All the more intriguing is how little editorial intrusion Austin and Thompson have imposed on their contributors. "Some stories were written," Austin writes in the introduction, "then illustrated; some pairs worked backwards from a visual image. Other collaborators...worked individually to interpret the idea in contemporary ways." The Better Bombshell pairs writers and artists the editors believe do beautiful and important work, not writers and artists they believe will create hard and fast definitions of the modern woman. As a result, The Better Bombshell makes conversation rather than argument, bringing writers, artists, and audiences together under a simple rubric: let's talk, let's work together, let's see where that takes us.
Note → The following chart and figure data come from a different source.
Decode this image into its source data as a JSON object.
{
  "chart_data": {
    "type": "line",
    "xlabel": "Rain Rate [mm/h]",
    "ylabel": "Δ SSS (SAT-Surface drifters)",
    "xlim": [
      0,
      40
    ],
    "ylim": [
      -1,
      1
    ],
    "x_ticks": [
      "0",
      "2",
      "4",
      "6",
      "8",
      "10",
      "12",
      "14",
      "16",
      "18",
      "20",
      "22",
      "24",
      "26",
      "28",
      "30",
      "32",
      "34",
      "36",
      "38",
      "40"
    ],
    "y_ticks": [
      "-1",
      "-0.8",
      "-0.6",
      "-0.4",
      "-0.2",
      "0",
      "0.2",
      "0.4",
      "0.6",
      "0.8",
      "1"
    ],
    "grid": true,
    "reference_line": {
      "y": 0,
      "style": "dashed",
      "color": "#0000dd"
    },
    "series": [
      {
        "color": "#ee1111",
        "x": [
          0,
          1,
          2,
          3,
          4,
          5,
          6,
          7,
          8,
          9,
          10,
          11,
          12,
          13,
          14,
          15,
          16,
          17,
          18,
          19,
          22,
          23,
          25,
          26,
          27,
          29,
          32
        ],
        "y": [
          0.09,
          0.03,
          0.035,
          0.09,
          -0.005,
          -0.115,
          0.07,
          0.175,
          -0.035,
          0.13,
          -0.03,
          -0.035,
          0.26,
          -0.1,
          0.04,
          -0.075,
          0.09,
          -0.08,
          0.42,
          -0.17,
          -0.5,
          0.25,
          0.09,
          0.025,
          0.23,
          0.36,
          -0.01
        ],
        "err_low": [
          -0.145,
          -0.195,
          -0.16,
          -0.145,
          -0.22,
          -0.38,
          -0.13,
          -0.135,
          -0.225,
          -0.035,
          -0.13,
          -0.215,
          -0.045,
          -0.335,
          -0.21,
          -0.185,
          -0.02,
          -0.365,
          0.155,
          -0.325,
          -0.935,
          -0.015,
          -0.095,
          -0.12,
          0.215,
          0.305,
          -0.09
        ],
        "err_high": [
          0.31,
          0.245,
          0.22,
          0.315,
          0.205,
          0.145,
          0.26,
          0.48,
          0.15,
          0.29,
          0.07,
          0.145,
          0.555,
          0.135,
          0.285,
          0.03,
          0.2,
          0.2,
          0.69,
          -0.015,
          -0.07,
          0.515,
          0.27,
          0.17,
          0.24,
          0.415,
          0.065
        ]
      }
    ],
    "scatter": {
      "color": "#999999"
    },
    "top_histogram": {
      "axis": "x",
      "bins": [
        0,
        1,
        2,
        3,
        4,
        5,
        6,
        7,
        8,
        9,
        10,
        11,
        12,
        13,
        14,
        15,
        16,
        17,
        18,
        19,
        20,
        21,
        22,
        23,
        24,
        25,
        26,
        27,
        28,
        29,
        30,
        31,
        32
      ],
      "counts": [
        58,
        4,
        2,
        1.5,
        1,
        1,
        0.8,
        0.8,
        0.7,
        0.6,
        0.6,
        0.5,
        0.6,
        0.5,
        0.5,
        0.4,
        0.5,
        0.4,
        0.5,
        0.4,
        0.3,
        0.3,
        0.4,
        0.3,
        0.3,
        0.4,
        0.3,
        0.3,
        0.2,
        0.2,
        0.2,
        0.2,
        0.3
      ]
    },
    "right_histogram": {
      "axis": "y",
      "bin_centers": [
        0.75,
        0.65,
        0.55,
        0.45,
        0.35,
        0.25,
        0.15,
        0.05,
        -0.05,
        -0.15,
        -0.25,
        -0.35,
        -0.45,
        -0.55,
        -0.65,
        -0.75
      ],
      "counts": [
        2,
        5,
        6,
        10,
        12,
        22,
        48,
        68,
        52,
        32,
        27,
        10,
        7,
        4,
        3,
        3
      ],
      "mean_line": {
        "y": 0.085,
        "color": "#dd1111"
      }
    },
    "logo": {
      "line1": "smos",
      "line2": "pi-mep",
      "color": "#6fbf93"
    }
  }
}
This interactivity results in an anthology that fails to answer the questions it poses; this failure, however, is its success. The Better Bombshell "fails" to answer these questions because there are no answers. There is no "better" bombshell in this day and age. There are no guidelines women must fulfill to be desired or successful or liked in the 21st Century. There are just women. Women in all their shapes and sizes. Women of various purposes and position. Women we love. Women we hate. Women we wish we were. Women we wish were ours.
Perhaps most importantly, The Better Bombshell reminds us skeptics why art (visual and textual) is important in the age of...anything but. Art is not about product. Art is not about argument. Art is about process. Art is about investigation. While much of the art we process gets tossed into the trash, sometimes the art we make speaks to the human experience. Sometimes this work ends up in museums and in books. Sometimes this work is made in one place and presented to the world.
In this case, The Better Bombshell does just that, and the results are well worth Austin and Thompson's efforts. "You may not agree with the voices in this book," Austin concedes in the introduction. "We've had hard comments already...one striking voice of criticism asked if creating a better bombshell was akin to creating a better nigger. But that kind of dialogue needs to be had."